InvestorsHub Logo
Followers 52
Posts 2237
Boards Moderated 0
Alias Born 07/06/2011

Re: sunspotter post# 335010

Saturday, 11/28/2020 11:36:43 AM

Saturday, November 28, 2020 11:36:43 AM

Post# of 403773

I would work on trying to construct a valid factual argument and forget the ad hominem stuff for now. The latter only really ever works, if at all, if you can do the former properly.



Hah, good point. I truly find it hard to believe that you believe the SAEs that were not rated as related to brilacidin were significantly more than placebo. All the SAEs were related to the disease and the chemoradiation to treat the disease.

Nausea: 1/30 placebo, 2/29 brilacidin. Are you really trying to argue that brilacidin somehow makes nausea of chemotherapy worse due to a non-significant increase in 1 subject out of 30?

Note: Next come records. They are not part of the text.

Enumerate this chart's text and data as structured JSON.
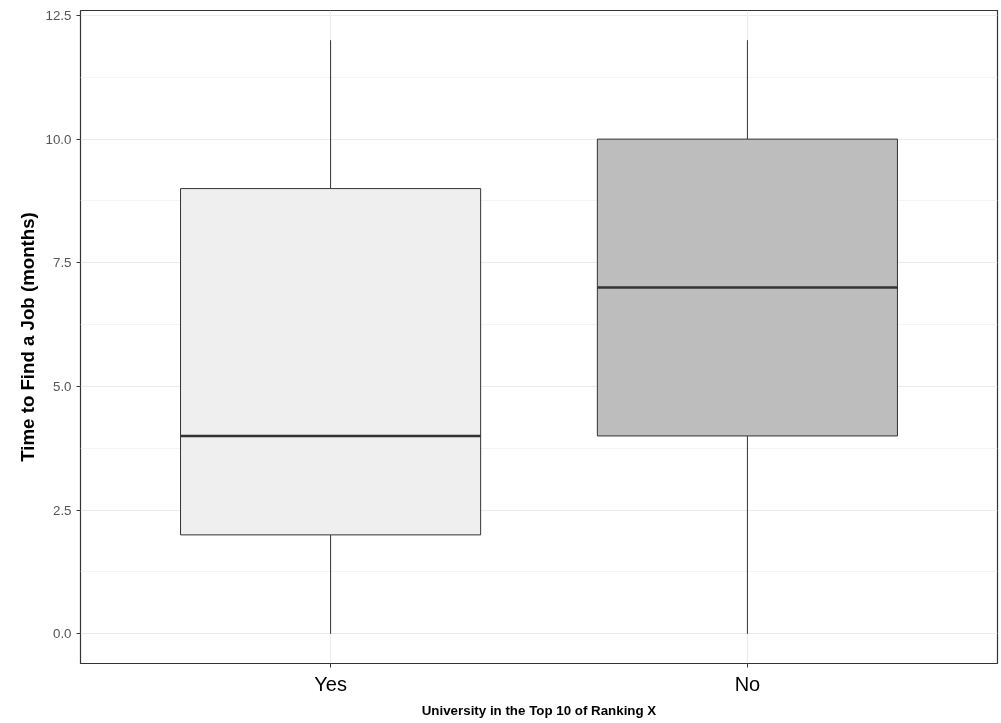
{
  "chart_data": {
    "type": "box",
    "xlabel": "University in the Top 10 of Ranking X",
    "ylabel": "Time to Find a Job (months)",
    "categories": [
      "Yes",
      "No"
    ],
    "boxes": [
      {
        "low": 0,
        "q1": 2,
        "median": 4,
        "q3": 9,
        "high": 12
      },
      {
        "low": 0,
        "q1": 4,
        "median": 7,
        "q3": 10,
        "high": 12
      }
    ],
    "colors": [
      "#efefef",
      "#bdbdbd"
    ],
    "ylim": [
      -0.6,
      12.6
    ],
    "yticks": [
      {
        "value": 0,
        "label": "0.0"
      },
      {
        "value": 2.5,
        "label": "2.5"
      },
      {
        "value": 5,
        "label": "5.0"
      },
      {
        "value": 7.5,
        "label": "7.5"
      },
      {
        "value": 10,
        "label": "10.0"
      },
      {
        "value": 12.5,
        "label": "12.5"
      }
    ],
    "grid": true
  }
}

Hyperglycemia: 0/30 placebo, 1/29 brilacidin
Hypoglycemia: 0/30 placebo, 1/29 brilacidin

Are you really trying to argue that brilacidin (which does not signifcantly enter systemic circulation) causes serious a change in blood sugar to be both too high and too low at the same time and this is a major concern for its continued development??

Really?

If you think a 1 subject out of 30 difference in SAEs is significant, then I guess you must be really concerned that placebo causes vomiting and oral pain, since those occurred in 1/30 subjects on placebo, and 0/29 on brilacidin.

Come on, none of the incidences of SAEs are different with brilacidin versus placebo. None of the SAEs were thought to be related to brilacidin. There is no safety signal of any concern from B in OM. There is no plausible mechanism for brilacidin to cause any of the SAEs (which are all known SAEs from chemoradiation or the disease itself).

LR has linked to the many reports of non-significant systemic absorption of brilacidin through oral or gut mucosa.

Safety of topical or oral/GI brilacidin is simply not an issue based on the data we have seen so far.